Organizas tu escritorio, limpias la pantalla del celular, sacas la basura, limpias el historial del navegador, te pones la mascarilla de arcilla que dice “detox” pero en realidad solo quiere decir “pausa”.

Respondes correos que llevan semanas abiertos como ventanas de hotel en temporada baja. Tomas agua como si eso fuera a resolver tu vida entera.
Apuntas en tu libreta:

Hacer lista de cosas que hacer

Hacer lo que está en la lista

Sentirse bien con eso (a evaluar)

Ordenas los libros por color por trauma, por autor, pero solo los que te hicieron llorar en silencio, cierras ciclos con una playlist, haces “limpia” de contactos que nunca te contestaron, cambias tu foto de perfil como si eso reescribiera tu narrativa.

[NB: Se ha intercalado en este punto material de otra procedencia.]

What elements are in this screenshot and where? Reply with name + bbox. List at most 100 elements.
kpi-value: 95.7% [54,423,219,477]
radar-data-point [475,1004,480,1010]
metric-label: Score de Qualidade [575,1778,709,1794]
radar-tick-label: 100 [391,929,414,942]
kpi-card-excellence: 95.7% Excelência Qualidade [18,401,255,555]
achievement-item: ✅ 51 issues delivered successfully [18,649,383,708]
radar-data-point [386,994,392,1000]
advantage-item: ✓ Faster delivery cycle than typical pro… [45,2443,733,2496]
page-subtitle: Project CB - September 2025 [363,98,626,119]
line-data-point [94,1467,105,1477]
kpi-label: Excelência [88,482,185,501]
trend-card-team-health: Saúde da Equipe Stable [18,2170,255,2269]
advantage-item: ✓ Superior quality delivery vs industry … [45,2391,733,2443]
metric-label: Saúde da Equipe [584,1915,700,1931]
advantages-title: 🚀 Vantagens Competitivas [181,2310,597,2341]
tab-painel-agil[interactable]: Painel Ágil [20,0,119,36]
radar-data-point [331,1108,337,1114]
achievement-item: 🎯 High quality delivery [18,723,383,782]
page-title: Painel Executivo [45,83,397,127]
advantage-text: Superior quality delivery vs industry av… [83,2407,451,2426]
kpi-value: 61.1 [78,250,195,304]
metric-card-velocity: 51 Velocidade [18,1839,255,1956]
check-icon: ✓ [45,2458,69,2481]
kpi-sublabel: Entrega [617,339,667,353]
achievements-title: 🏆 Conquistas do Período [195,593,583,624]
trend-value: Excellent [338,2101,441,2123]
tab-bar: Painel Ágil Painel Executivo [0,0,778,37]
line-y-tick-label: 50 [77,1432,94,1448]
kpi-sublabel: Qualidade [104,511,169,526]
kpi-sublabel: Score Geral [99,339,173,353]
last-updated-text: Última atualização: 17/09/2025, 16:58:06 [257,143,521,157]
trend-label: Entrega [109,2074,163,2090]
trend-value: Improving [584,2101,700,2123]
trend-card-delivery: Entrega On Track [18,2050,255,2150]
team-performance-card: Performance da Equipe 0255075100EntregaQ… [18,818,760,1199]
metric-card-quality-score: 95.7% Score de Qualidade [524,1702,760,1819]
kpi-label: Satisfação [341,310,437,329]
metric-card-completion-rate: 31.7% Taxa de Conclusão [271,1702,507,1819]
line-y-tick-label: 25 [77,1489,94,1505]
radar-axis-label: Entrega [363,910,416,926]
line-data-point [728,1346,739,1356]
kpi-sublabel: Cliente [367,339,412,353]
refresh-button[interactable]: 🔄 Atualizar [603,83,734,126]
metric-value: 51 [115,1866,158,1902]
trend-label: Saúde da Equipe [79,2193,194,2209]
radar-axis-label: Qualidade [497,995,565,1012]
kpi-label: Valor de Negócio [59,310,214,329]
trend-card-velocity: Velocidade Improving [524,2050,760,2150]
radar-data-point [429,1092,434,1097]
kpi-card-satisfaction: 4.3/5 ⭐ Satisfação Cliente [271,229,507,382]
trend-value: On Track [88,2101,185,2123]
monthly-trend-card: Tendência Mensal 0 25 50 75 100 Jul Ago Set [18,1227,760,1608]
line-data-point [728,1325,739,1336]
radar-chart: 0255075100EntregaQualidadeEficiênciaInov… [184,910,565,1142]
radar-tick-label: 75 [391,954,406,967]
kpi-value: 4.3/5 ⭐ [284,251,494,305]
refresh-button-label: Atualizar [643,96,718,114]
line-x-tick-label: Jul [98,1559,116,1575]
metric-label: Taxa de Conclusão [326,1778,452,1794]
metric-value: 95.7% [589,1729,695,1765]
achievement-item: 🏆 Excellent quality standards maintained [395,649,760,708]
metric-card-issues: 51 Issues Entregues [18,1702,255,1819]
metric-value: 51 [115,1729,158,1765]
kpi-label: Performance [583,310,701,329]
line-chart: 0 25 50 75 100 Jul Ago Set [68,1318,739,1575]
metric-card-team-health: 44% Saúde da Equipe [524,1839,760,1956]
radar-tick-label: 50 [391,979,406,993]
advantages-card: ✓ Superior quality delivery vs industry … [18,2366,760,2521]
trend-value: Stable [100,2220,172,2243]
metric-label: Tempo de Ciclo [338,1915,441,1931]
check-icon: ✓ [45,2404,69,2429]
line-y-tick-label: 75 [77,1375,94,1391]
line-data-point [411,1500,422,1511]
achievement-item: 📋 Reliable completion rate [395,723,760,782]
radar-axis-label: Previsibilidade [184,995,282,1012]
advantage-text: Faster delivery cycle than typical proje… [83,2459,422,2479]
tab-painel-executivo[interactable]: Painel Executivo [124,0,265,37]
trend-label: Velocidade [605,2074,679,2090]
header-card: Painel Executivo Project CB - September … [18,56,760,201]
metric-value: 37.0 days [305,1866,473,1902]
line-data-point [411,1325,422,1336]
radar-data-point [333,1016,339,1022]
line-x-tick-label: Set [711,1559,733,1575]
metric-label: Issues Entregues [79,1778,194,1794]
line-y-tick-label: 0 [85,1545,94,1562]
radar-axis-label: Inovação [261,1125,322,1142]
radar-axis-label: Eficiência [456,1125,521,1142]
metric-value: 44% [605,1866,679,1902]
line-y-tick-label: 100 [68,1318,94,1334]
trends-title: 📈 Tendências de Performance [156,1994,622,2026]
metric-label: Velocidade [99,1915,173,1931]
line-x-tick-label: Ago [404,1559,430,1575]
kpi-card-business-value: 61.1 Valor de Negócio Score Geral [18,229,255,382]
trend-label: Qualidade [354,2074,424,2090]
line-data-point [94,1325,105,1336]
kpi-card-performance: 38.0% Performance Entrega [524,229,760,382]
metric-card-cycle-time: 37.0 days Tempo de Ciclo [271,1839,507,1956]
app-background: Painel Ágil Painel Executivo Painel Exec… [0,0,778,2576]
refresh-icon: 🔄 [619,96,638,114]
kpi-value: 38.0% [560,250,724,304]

Te duchas largo y con intención, visualizas tu yo funcional de la próxima semana, le hablas bonito, le pides que no se raje.

Mientras haces todo eso, no haces lo otro.
Lo urgente.
Lo incómodo.
Lo que se siente como abismo.

Pero no importa, o quien sabe, capaz si, peor mientras, en esta pequeña performance doméstica del control, hay belleza, hay intento, hay un poquito de tregua, con eso vendrá el orden, la tranquilidad.